I know this because I wrote a blog about the same problems in December 2018. At that time, the road leading to points of embarkation for the swamp tours was a cringe-worthy disgrace. Abandoned buildings, derelict fishing boats, a sprawling pride (or shame) of beggarly cats and garbage are the first things any visitor sees.
Can we talk a bit more about those cats? The new star attractions of the visitors’ centre are literally chewing up the scenery. As tour operator Kalpoo observes, these feral cats are behaving very un-catlike.

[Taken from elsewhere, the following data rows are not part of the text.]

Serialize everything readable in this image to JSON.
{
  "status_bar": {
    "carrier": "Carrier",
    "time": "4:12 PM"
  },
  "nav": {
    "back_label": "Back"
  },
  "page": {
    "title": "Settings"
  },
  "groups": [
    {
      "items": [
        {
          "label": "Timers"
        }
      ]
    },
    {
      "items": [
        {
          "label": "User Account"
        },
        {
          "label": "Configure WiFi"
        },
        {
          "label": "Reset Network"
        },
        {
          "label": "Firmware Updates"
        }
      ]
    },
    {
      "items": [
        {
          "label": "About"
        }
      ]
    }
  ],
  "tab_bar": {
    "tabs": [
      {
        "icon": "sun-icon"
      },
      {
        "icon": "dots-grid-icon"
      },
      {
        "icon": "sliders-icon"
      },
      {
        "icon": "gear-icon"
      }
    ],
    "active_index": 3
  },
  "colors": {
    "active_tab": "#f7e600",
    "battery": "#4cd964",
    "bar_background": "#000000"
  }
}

They’ve adapted to their new environment swimmingly, and are seen doing the breaststroke in the murky channels of the swamp to expand their territory.
They are reportedly feeding on crabs, baby manicou and young birds in their nests.
Not only are these cats an eyesore, but they are also a serious threat to this sensitive eco-system. It has been said people who, finding that one cat is more than enough, want to return them to their natural environment – which is obviously the swamp. Makes sense, though. The cats are abandoned to a facility that has been abandoned by the State. The staff at the visitors’ centre along with the cats are comrades in desertion.
Agriculture Minister Clarence Rambharat says he is unaware of the water problem at the visitors’ centre. He did mention, however, that a site has been earmarked for the temporary rehousing of the facility. He described the current building as “outdated.” That’s why “nothing has been done.”
Clutching my rosary beads and praying the minister was misquoted, I somehow doubt it. At any rate, he announced that construction will start soon and should be completed by the end of September. It’s usually the case in this country that government-owned facilities are left to rot, and then money must be found to rebuild, only to leave the new incarnations to rot as well.
Rambharat didn’t address the cumulative neglect at the facility that is the result of abandonment by the State. There was absolutely no accounting, in his interview, for the prolonged neglect of this tourist attraction. It is doubtful that the Bajans would leave their treasured Harrison’s Cave to ruin. Does anyone believe the Jamaicans would allow the Dunn’s River Falls and park to fall apart?
But say what. We continue to recycle the same worthless ideas, ideologies and politicians. We are in turn rewarded with the destruction of all that is precious. When we’re gone, rendered to dust and vague memory by our obsession with self-defeating politics, maybe all that will be left are the cats.